By the time he was 18, Sumner found himself "in a trad band, playing Dixieland music with people much older." He took to wearing a black-and-gold striped jersey onstage, which his bandmates likened to a bumblebee. "They named me 'Sting' after that ridiculous thing, and it just stayed with me. No one calls me Gordon. Anyone calls me Gordon, I just ignore them."

He graduated from university with a teaching degree, and, following a brief stint at a convent school teaching English (the experience informed the Police hit 'Don't Stand So Close To Me'), moved to London in the mid-'70s to pursue a music career.

'Outlandos d'Amour', the 1979 debut album from the Sting-fronted trio The Police, soon followed. That album's red-light-district hit, 'Roxanne', opened doors on North American radio.

"Canada was one of the band's breakout markets," Sting recalls, "along with San Francisco and Austin, Tex. We did have a rapport with Toronto, particularly. We played a club called The Edge, and then we did the picnics [the Police Picnic was an annual outdoor concert at the height of the band's popularity]. We always felt as if we were coming home whenever we came to Toronto. The city sort of adopted us."

The Police mixed a punkish attitude, bleached blond hair, expert musicianship and a frenetic rock-'n'-roll take on reggae to great effect. They rode in on the New Wave but, unlike many of their fashion-challenged contemporaries who littered the seas once that nouveau punk swell broke, The Police made it to shore. The band put Sting's singing and songwriting out front, but Andy Summers' angular guitar playing and Stewart Copeland's choppy drumming were integral to the sound.

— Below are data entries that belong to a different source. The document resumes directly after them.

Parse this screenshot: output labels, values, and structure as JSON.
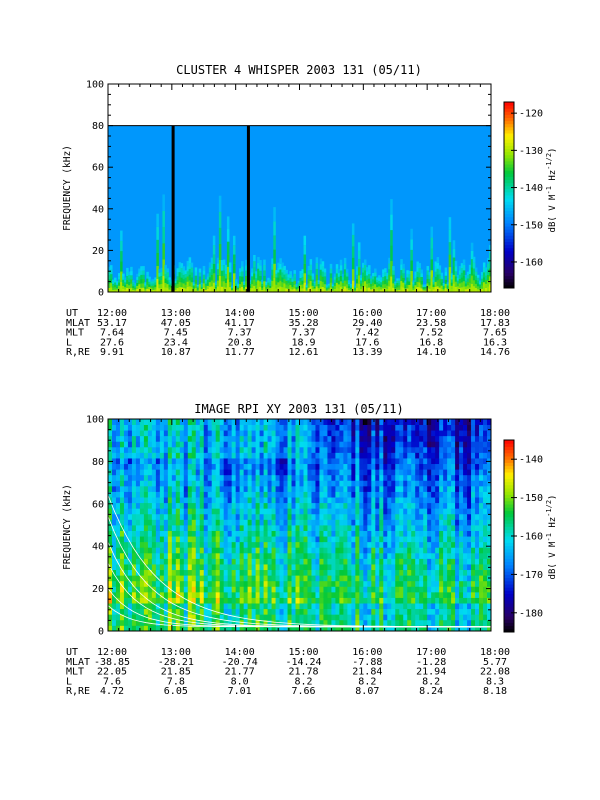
{
  "chart_data": [
    {
      "type": "heatmap",
      "title": "CLUSTER 4 WHISPER 2003 131 (05/11)",
      "ylabel": "FREQUENCY (kHz)",
      "ylim": [
        0,
        100
      ],
      "yticks": [
        "0",
        "20",
        "40",
        "60",
        "80",
        "100"
      ],
      "xlim_hours": [
        12,
        18
      ],
      "colorbar": {
        "label": "dB( V M",
        "label_sup1": "-1",
        "label_mid": " Hz",
        "label_sup2": "-1/2",
        "label_end": ")",
        "range": [
          -167,
          -117
        ],
        "ticks": [
          "-120",
          "-130",
          "-140",
          "-150",
          "-160"
        ],
        "tick_values": [
          -120,
          -130,
          -140,
          -150,
          -160
        ]
      },
      "fill_top_khz": 80,
      "background_level_db": -148,
      "gaps_hours": [
        13.02,
        14.2
      ],
      "ephemeris": {
        "labels": [
          "UT",
          "MLAT",
          "MLT",
          "L",
          "R,RE"
        ],
        "columns": [
          {
            "t": 12,
            "values": [
              "12:00",
              "53.17",
              "7.64",
              "27.6",
              "9.91"
            ]
          },
          {
            "t": 13,
            "values": [
              "13:00",
              "47.05",
              "7.45",
              "23.4",
              "10.87"
            ]
          },
          {
            "t": 14,
            "values": [
              "14:00",
              "41.17",
              "7.37",
              "20.8",
              "11.77"
            ]
          },
          {
            "t": 15,
            "values": [
              "15:00",
              "35.28",
              "7.37",
              "18.9",
              "12.61"
            ]
          },
          {
            "t": 16,
            "values": [
              "16:00",
              "29.40",
              "7.42",
              "17.6",
              "13.39"
            ]
          },
          {
            "t": 17,
            "values": [
              "17:00",
              "23.58",
              "7.52",
              "16.8",
              "14.10"
            ]
          },
          {
            "t": 18,
            "values": [
              "18:00",
              "17.83",
              "7.65",
              "16.3",
              "14.76"
            ]
          }
        ]
      }
    },
    {
      "type": "heatmap",
      "title": "IMAGE RPI XY 2003 131 (05/11)",
      "ylabel": "FREQUENCY (kHz)",
      "ylim": [
        0,
        100
      ],
      "yticks": [
        "0",
        "20",
        "40",
        "60",
        "80",
        "100"
      ],
      "xlim_hours": [
        12,
        18
      ],
      "colorbar": {
        "label": "dB( V M",
        "label_sup1": "-1",
        "label_mid": " Hz",
        "label_sup2": "-1/2",
        "label_end": ")",
        "range": [
          -185,
          -135
        ],
        "ticks": [
          "-140",
          "-150",
          "-160",
          "-170",
          "-180"
        ],
        "tick_values": [
          -140,
          -150,
          -160,
          -170,
          -180
        ]
      },
      "overlay_curves": "white plasma/gyro frequency traces",
      "ephemeris": {
        "labels": [
          "UT",
          "MLAT",
          "MLT",
          "L",
          "R,RE"
        ],
        "columns": [
          {
            "t": 12,
            "values": [
              "12:00",
              "-38.85",
              "22.05",
              "7.6",
              "4.72"
            ]
          },
          {
            "t": 13,
            "values": [
              "13:00",
              "-28.21",
              "21.85",
              "7.8",
              "6.05"
            ]
          },
          {
            "t": 14,
            "values": [
              "14:00",
              "-20.74",
              "21.77",
              "8.0",
              "7.01"
            ]
          },
          {
            "t": 15,
            "values": [
              "15:00",
              "-14.24",
              "21.78",
              "8.2",
              "7.66"
            ]
          },
          {
            "t": 16,
            "values": [
              "16:00",
              "-7.88",
              "21.84",
              "8.2",
              "8.07"
            ]
          },
          {
            "t": 17,
            "values": [
              "17:00",
              "-1.28",
              "21.94",
              "8.2",
              "8.24"
            ]
          },
          {
            "t": 18,
            "values": [
              "18:00",
              "5.77",
              "22.08",
              "8.3",
              "8.18"
            ]
          }
        ]
      }
    }
  ]
}
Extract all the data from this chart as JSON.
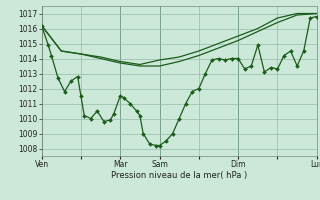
{
  "background_color": "#cce8d8",
  "grid_color": "#99bbaa",
  "line_color": "#1a5c1a",
  "xlabel": "Pression niveau de la mer( hPa )",
  "ylim": [
    1007.5,
    1017.5
  ],
  "yticks": [
    1008,
    1009,
    1010,
    1011,
    1012,
    1013,
    1014,
    1015,
    1016,
    1017
  ],
  "xtick_positions": [
    0,
    12,
    24,
    36,
    48,
    60,
    72,
    84
  ],
  "xtick_labels": [
    "Ven",
    "",
    "Mar",
    "Sam",
    "",
    "Dim",
    "",
    "Lun"
  ],
  "xlim": [
    0,
    84
  ],
  "vlines": [
    0,
    24,
    36,
    60,
    84
  ],
  "line1_x": [
    0,
    6,
    12,
    18,
    24,
    30,
    36,
    42,
    48,
    54,
    60,
    66,
    72,
    78,
    84
  ],
  "line1_y": [
    1016.2,
    1014.5,
    1014.3,
    1014.1,
    1013.8,
    1013.6,
    1013.9,
    1014.1,
    1014.5,
    1015.0,
    1015.5,
    1016.0,
    1016.7,
    1017.0,
    1017.0
  ],
  "line2_x": [
    0,
    6,
    12,
    18,
    24,
    30,
    36,
    42,
    48,
    54,
    60,
    66,
    72,
    78,
    84
  ],
  "line2_y": [
    1016.2,
    1014.5,
    1014.3,
    1014.0,
    1013.7,
    1013.5,
    1013.5,
    1013.8,
    1014.2,
    1014.7,
    1015.2,
    1015.8,
    1016.4,
    1016.9,
    1017.0
  ],
  "main_x": [
    0,
    2,
    3,
    5,
    7,
    9,
    11,
    12,
    13,
    15,
    17,
    19,
    21,
    22,
    24,
    25,
    27,
    29,
    30,
    31,
    33,
    35,
    36,
    38,
    40,
    42,
    44,
    46,
    48,
    50,
    52,
    54,
    56,
    58,
    60,
    62,
    64,
    66,
    68,
    70,
    72,
    74,
    76,
    78,
    80,
    82,
    84
  ],
  "main_y": [
    1016.2,
    1014.9,
    1014.2,
    1012.7,
    1011.8,
    1012.5,
    1012.8,
    1011.5,
    1010.2,
    1010.0,
    1010.5,
    1009.8,
    1009.9,
    1010.3,
    1011.5,
    1011.4,
    1011.0,
    1010.5,
    1010.2,
    1009.0,
    1008.3,
    1008.2,
    1008.2,
    1008.5,
    1009.0,
    1010.0,
    1011.0,
    1011.8,
    1012.0,
    1013.0,
    1013.9,
    1014.0,
    1013.9,
    1014.0,
    1014.0,
    1013.3,
    1013.5,
    1014.9,
    1013.1,
    1013.4,
    1013.3,
    1014.2,
    1014.5,
    1013.5,
    1014.5,
    1016.7,
    1016.8
  ]
}
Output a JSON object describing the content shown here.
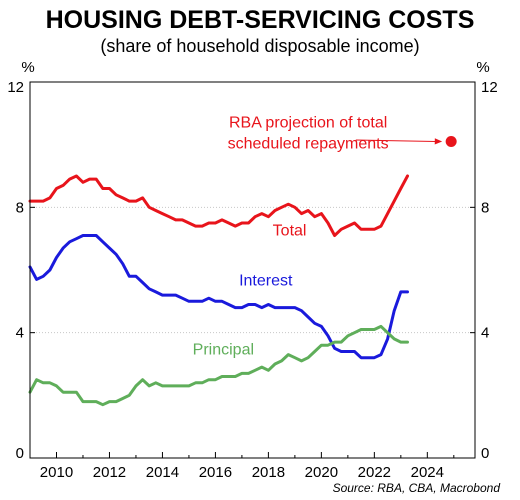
{
  "chart_data": {
    "type": "line",
    "title": "HOUSING DEBT-SERVICING COSTS",
    "subtitle": "(share of household disposable income)",
    "ylabel_left": "%",
    "ylabel_right": "%",
    "ylim": [
      0,
      12
    ],
    "xlim": [
      2009.0,
      2025.8
    ],
    "yticks": [
      0,
      4,
      8,
      12
    ],
    "xticks": [
      2010,
      2012,
      2014,
      2016,
      2018,
      2020,
      2022,
      2024
    ],
    "grid": true,
    "source": "Source: RBA, CBA, Macrobond",
    "colors": {
      "total": "#e8141b",
      "interest": "#1a1adc",
      "principal": "#5fae5a",
      "projection": "#e8141b"
    },
    "series": [
      {
        "name": "Total",
        "x": [
          2009.0,
          2009.25,
          2009.5,
          2009.75,
          2010.0,
          2010.25,
          2010.5,
          2010.75,
          2011.0,
          2011.25,
          2011.5,
          2011.75,
          2012.0,
          2012.25,
          2012.5,
          2012.75,
          2013.0,
          2013.25,
          2013.5,
          2013.75,
          2014.0,
          2014.25,
          2014.5,
          2014.75,
          2015.0,
          2015.25,
          2015.5,
          2015.75,
          2016.0,
          2016.25,
          2016.5,
          2016.75,
          2017.0,
          2017.25,
          2017.5,
          2017.75,
          2018.0,
          2018.25,
          2018.5,
          2018.75,
          2019.0,
          2019.25,
          2019.5,
          2019.75,
          2020.0,
          2020.25,
          2020.5,
          2020.75,
          2021.0,
          2021.25,
          2021.5,
          2021.75,
          2022.0,
          2022.25,
          2022.5,
          2022.75,
          2023.0,
          2023.25
        ],
        "values": [
          8.2,
          8.2,
          8.2,
          8.3,
          8.6,
          8.7,
          8.9,
          9.0,
          8.8,
          8.9,
          8.9,
          8.6,
          8.6,
          8.4,
          8.3,
          8.2,
          8.2,
          8.3,
          8.0,
          7.9,
          7.8,
          7.7,
          7.6,
          7.6,
          7.5,
          7.4,
          7.4,
          7.5,
          7.5,
          7.6,
          7.5,
          7.4,
          7.5,
          7.5,
          7.7,
          7.8,
          7.7,
          7.9,
          8.0,
          8.1,
          8.0,
          7.8,
          7.9,
          7.7,
          7.8,
          7.5,
          7.1,
          7.3,
          7.4,
          7.5,
          7.3,
          7.3,
          7.3,
          7.4,
          7.8,
          8.2,
          8.6,
          9.0
        ]
      },
      {
        "name": "Interest",
        "x": [
          2009.0,
          2009.25,
          2009.5,
          2009.75,
          2010.0,
          2010.25,
          2010.5,
          2010.75,
          2011.0,
          2011.25,
          2011.5,
          2011.75,
          2012.0,
          2012.25,
          2012.5,
          2012.75,
          2013.0,
          2013.25,
          2013.5,
          2013.75,
          2014.0,
          2014.25,
          2014.5,
          2014.75,
          2015.0,
          2015.25,
          2015.5,
          2015.75,
          2016.0,
          2016.25,
          2016.5,
          2016.75,
          2017.0,
          2017.25,
          2017.5,
          2017.75,
          2018.0,
          2018.25,
          2018.5,
          2018.75,
          2019.0,
          2019.25,
          2019.5,
          2019.75,
          2020.0,
          2020.25,
          2020.5,
          2020.75,
          2021.0,
          2021.25,
          2021.5,
          2021.75,
          2022.0,
          2022.25,
          2022.5,
          2022.75,
          2023.0,
          2023.25
        ],
        "values": [
          6.1,
          5.7,
          5.8,
          6.0,
          6.4,
          6.7,
          6.9,
          7.0,
          7.1,
          7.1,
          7.1,
          6.9,
          6.7,
          6.5,
          6.2,
          5.8,
          5.8,
          5.6,
          5.4,
          5.3,
          5.2,
          5.2,
          5.2,
          5.1,
          5.0,
          5.0,
          5.0,
          5.1,
          5.0,
          5.0,
          4.9,
          4.8,
          4.8,
          4.9,
          4.9,
          4.8,
          4.9,
          4.8,
          4.8,
          4.8,
          4.8,
          4.7,
          4.5,
          4.3,
          4.2,
          3.9,
          3.5,
          3.4,
          3.4,
          3.4,
          3.2,
          3.2,
          3.2,
          3.3,
          3.8,
          4.7,
          5.3,
          5.3
        ]
      },
      {
        "name": "Principal",
        "x": [
          2009.0,
          2009.25,
          2009.5,
          2009.75,
          2010.0,
          2010.25,
          2010.5,
          2010.75,
          2011.0,
          2011.25,
          2011.5,
          2011.75,
          2012.0,
          2012.25,
          2012.5,
          2012.75,
          2013.0,
          2013.25,
          2013.5,
          2013.75,
          2014.0,
          2014.25,
          2014.5,
          2014.75,
          2015.0,
          2015.25,
          2015.5,
          2015.75,
          2016.0,
          2016.25,
          2016.5,
          2016.75,
          2017.0,
          2017.25,
          2017.5,
          2017.75,
          2018.0,
          2018.25,
          2018.5,
          2018.75,
          2019.0,
          2019.25,
          2019.5,
          2019.75,
          2020.0,
          2020.25,
          2020.5,
          2020.75,
          2021.0,
          2021.25,
          2021.5,
          2021.75,
          2022.0,
          2022.25,
          2022.5,
          2022.75,
          2023.0,
          2023.25
        ],
        "values": [
          2.1,
          2.5,
          2.4,
          2.4,
          2.3,
          2.1,
          2.1,
          2.1,
          1.8,
          1.8,
          1.8,
          1.7,
          1.8,
          1.8,
          1.9,
          2.0,
          2.3,
          2.5,
          2.3,
          2.4,
          2.3,
          2.3,
          2.3,
          2.3,
          2.3,
          2.4,
          2.4,
          2.5,
          2.5,
          2.6,
          2.6,
          2.6,
          2.7,
          2.7,
          2.8,
          2.9,
          2.8,
          3.0,
          3.1,
          3.3,
          3.2,
          3.1,
          3.2,
          3.4,
          3.6,
          3.6,
          3.7,
          3.7,
          3.9,
          4.0,
          4.1,
          4.1,
          4.1,
          4.2,
          4.0,
          3.8,
          3.7,
          3.7
        ]
      }
    ],
    "series_labels": [
      {
        "series": "Total",
        "text": "Total",
        "x": 2018.8,
        "y": 7.1
      },
      {
        "series": "Interest",
        "text": "Interest",
        "x": 2017.9,
        "y": 5.5
      },
      {
        "series": "Principal",
        "text": "Principal",
        "x": 2016.3,
        "y": 3.3
      }
    ],
    "projection": {
      "label_lines": [
        "RBA projection of total",
        "scheduled repayments"
      ],
      "x": 2024.9,
      "value": 10.1,
      "label_anchor": {
        "x": 2019.5,
        "y": 10.55
      },
      "arrow_from": {
        "x": 2021.3,
        "y": 10.15
      }
    }
  }
}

They distinguished themselves as business-savvy artists early on, structuring a record deal with A&M that eschewed a big advance in favour of future royalties. "That way, we never had a feudal relationship with the record label," Sting says. "We were always sort of individually contracted. I think that paid off; we had complete artistic control over whatever we did. We had this idea that we wanted freedom, and it worked."

It was that impulse to creative freedom that ultimately led Sting to leave the group in 1984 at the height of its success. "I'm always interested in having flexibility in any situation I'm in, and I don't want to be held by sentimental bonds. I'm sentimental, but not that sentimental. Freedom is essential for any kind of creativity."

There's no question that Sting's solo material, incorporating detailed lyrical narratives and a musical palette that draws from rock, jazz, show tunes and myriad world influences, has opened up his songwriting in ways that would probably not have been possible in his rock trio. "Yes, I feel that way, but I don't want to jettison the rapport that The Police had with the audience. I still play Police songs. They're still loved, and I still love them."

It's perhaps Sting's ambitious approach to songwriting that has created an impression of him as pretentious. "It's very easy to call someone pretentious, but I'm never quite sure what it means. I'm not pretending to do anything. I'm actually doing my job extremely well - at least to the best of my ability."

The pretentious tag is probably also a by-product of his "serious artist" album covers (on which he's always brooding, never smiling), the not-particularly subtle literary allusions in his work (Chaucer, Shakespeare, Jung), and his palpable self-confidence (he's also been tagged as arrogant). All true, perhaps, but one must also acknowledge the often exhilarating result of his musical ambition. And his wicked sense of humour.

Which brings us back to that whole tantric thing. "People have this misunderstanding that tantric sex is all about doing it forever," he says, "but it's actually a way of treating all aspects of life as a way of practising devotion. It's saying sex is a mechanism invented by God and by doing it in the right kind of way - by acknowledging that it is - then you give thanks. And," he adds, "it gives life. It is fun, but it's also incredibly significant. It's not just something to do for half an hour."

And then, just as it seems we may have stumbled upon the real truth about Sting's tantric endurance, he adds, "... or seven hours."